Tinggal apakah kita jeli melihatnya atau tidak. Bahkan kalaupun peluang itu
memang tidak ada, kita dapat menciptakan peluang asal kita mau berpikir
kreatif.
2.3.3 Ciri-ciri
Kemampuan Berpikir Kreatif
Munandar
(dalam Maulana, 2011, hlm. 44) mengemukakan ciri-ciri kemampuan berpikir
kreatif, diantaranya yaitu:
1) Keterampilan
berpikir lancar (fluency).
Keterampilan ini
ditunjukkan oleh perilaku siswa seperti: mengajukan banyak pertanyaan, menjawab
dengan sejumlah jawaban jika ada pertanyaan, mempunyai banyak gagasan mengenai
cara pemecahan suatu masalah, lancar dalam mengungkapkan gagasan-gagasannya,
bekerja lebih cepat dan melakukan lebih banyak dari pada anak lain, dapat
dengan cepat melihat kesalahan atau kekurangan pada suatu objek atau situasi.
2) Keterampilan
berpikir luwes (flexibility).
Keterampilan ini
ditunjukkan oleh perilaku siswa seperti: memberikan aneka ragam penggunaan yang
tidak lazim terhadap suatu objek, memberikan macam-macam penafsiran
(interpretasi) terhadap suatu gambar, cerita atau masalah, menerapkan suatu
konsep atau asas dengan cara yang berbeda-beda, memberi pertimbangan terhadap
situasi yang berbeda dari yang diberikan oleh orang lain, dalam membahas atau
mendiskusikan suatu situasi selalu mempunyai posisi yang berbeda-beda untuk
menyelesaikannya, menggolongkan hal-hal menurut pembagian (kategori) yang
berbeda-beda, mampu mengubah arah berpikir secara spontan.
3) Keterampilan
berpikir orisinil (originality).
Keterampilan ini
ditunjukkan oleh perilaku siswa seperti: memikirkan masalah-masalah atau
hal-hal yang tidak pernah terpikirkan oleh orang lain, mempertanyakan cara-cara
yang lama dan berusaha memikirkan cara-cara yang baru, memilih pola asimetri
dalam menggambar atau membuat desain, memiliki cara berpikir yang lain dari
yang lain, mencari pendekatan yang baru, setelah membaca atau mendengar
gagasan-gagasan bekerja untuk menemukan penyelesaian yang baru, lebih senang
mensintesis daripada menganalisis situasi.
4) Keterampilan
memperinci (elaboration)
Keterampilan ini
ditunjukkan oleh perilaku siswa seperti: mencari arti yang lebih mendalam
terhadap jawaban atau pemecahan masalah dengan melakukan langkah-langkah yang
terperinci, mengembangkan atau memperkaya gagasan orang lain, mencoba atau
menguji secara detail untuk melihat arah yang akan ditempuh, mempunyai rasa
keindahan yang kuat sehingga tidak puas dengan penampilan yang kosong atau
sederhana, menambahkan garis-garis, warna-warna, dan detil-detil
(bagian-bagian) terhadap gambarnya sendiri atau gambar orang lain.
2.3.4 Tahapan
Berpikir Kreatif
Untuk
meningkatkan kemampuan berpikir kreatif, maka seorang guru harus menciptakan
kondisi belajar di kelas yang mengarah kepada peningkatan kemampuan tersebut.

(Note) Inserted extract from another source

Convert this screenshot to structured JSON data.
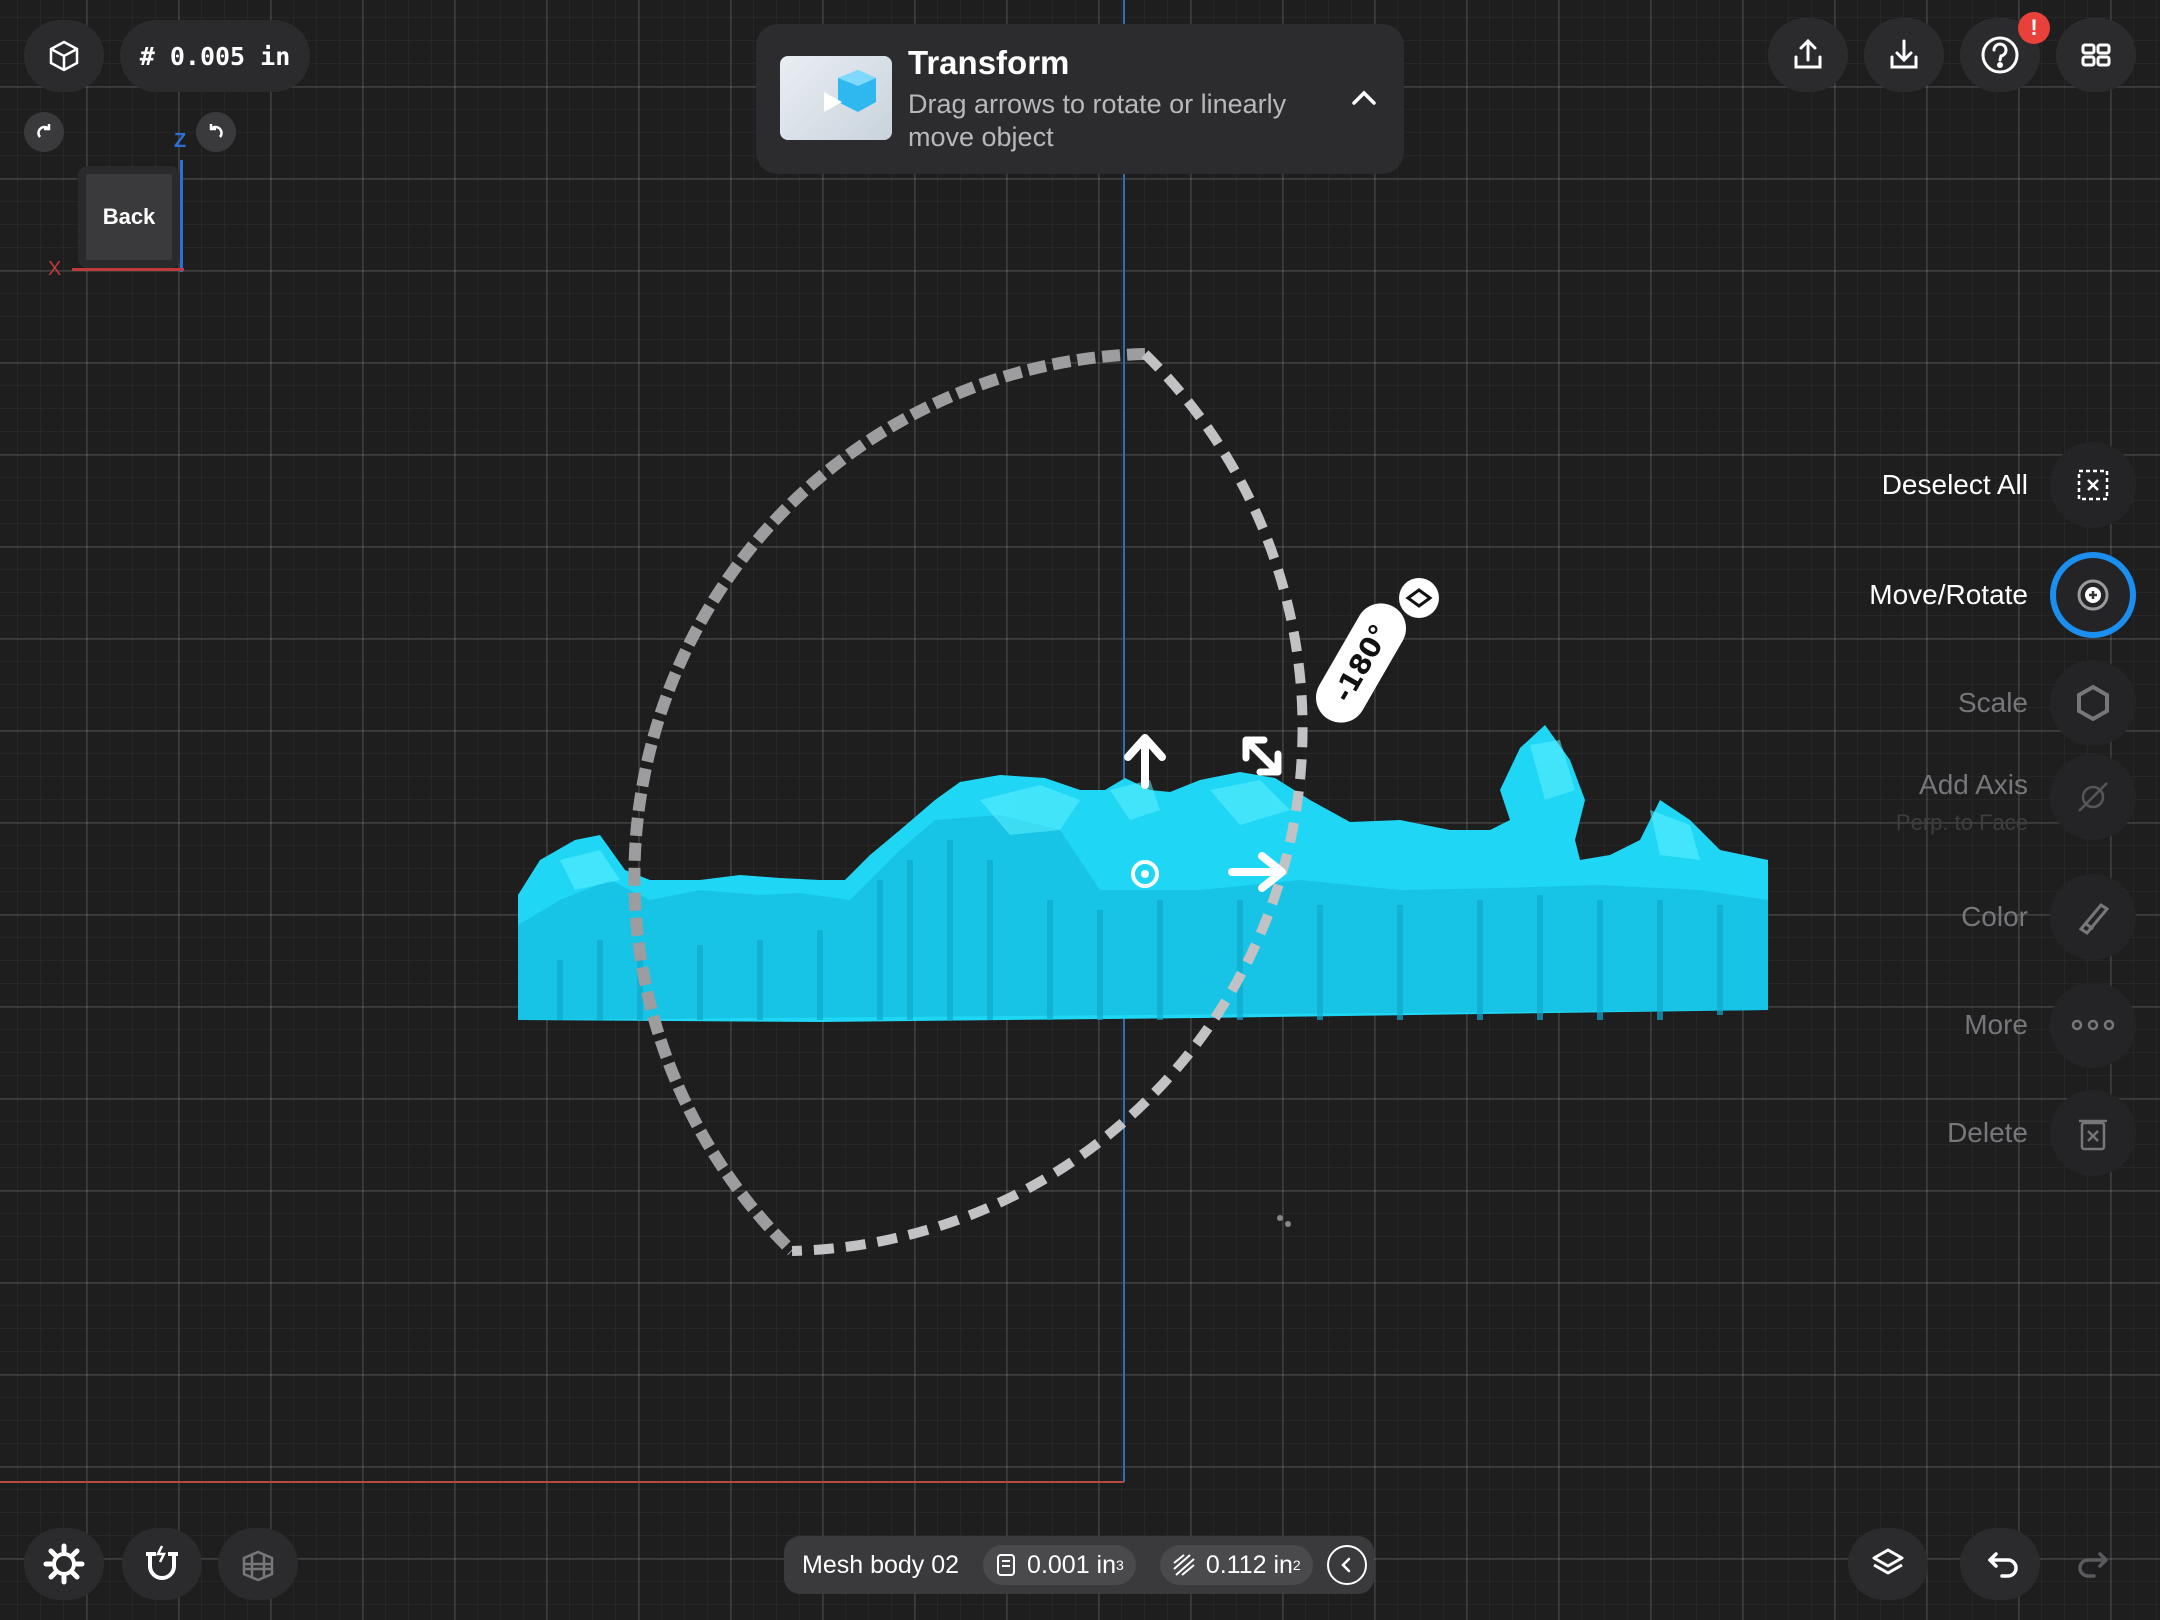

Afriyani (2010) mengemukakan empat tahapan sebagai cara dalam upaya peningkatan
kemampuan berpikir kreatif. Empat tahapan tersebut adalah sebagai berikut:
1) Tahap
Persiapan (Planning) yaitu tahap
pembiasaan terhadap siswa untuk memahami suatu masalah.
2) Tahap
Inkubasi yaitu tahap untuk memikirkan cara menyelesaikan suatu masalah.
3) Tahap
Iluminasi yaitu tahap untuk menentukan gagasan yang mengarah pada penyelesaian
suatu masalah.
4) Tahap
Verifikasi yaitu suatu tahap dimana biasanya guru memeriksa kembali
jawaban-jawaban siswa.
2.3.5 Teknik
Mengembangkan Kreativitas
Menurut
Maulana (2008, hlm. 12) meskipun tidak ada pendapat dalam mendefinisikan dan
mengukur kreativitas, namun para pakar psikologi sependapat bahwa kemampuan
kreativitas perlu untuk dikembangkan. Adapun dua metode populer yang dalam
upaya mengembangkan kreativitas, yaitu sebagai berikut ini.
1) Brainstorming.
Brainstorming
dikenal juga dengan istilah “curah
pendapat”. Dapat pula diterjemahkan secara bebas sebagai “mengeluarkan ide
secara spontan”. Brainstorming merupakan
suatu pendekatan yang paling terkenal untuk meningkatkan kreativitas. Osborn
(dalam Maulana, 2008, hlm. 12) mengemukakan empat petunjuk dasar pada prinsip brainstorming sebagai berikut.
a) Evaluasi
terhadap suatu ide ditunda.
b) Semakin
bebas mengeluarkan ide, akan semakin baik.
c) Semakin
banyak jumlah ide, akan semakin baik.
d) Seseorang
dapat menggabungkan dua atau lebih ide yang berasal dari ide orang lain.
2) Synectics.
Menurut Gordon (dalam
Maulana, 2008, hlm. 13) pendekatan lain untuk meningkatkan kreativitas adalah synectics. Menurut Maulana (2008, hlm.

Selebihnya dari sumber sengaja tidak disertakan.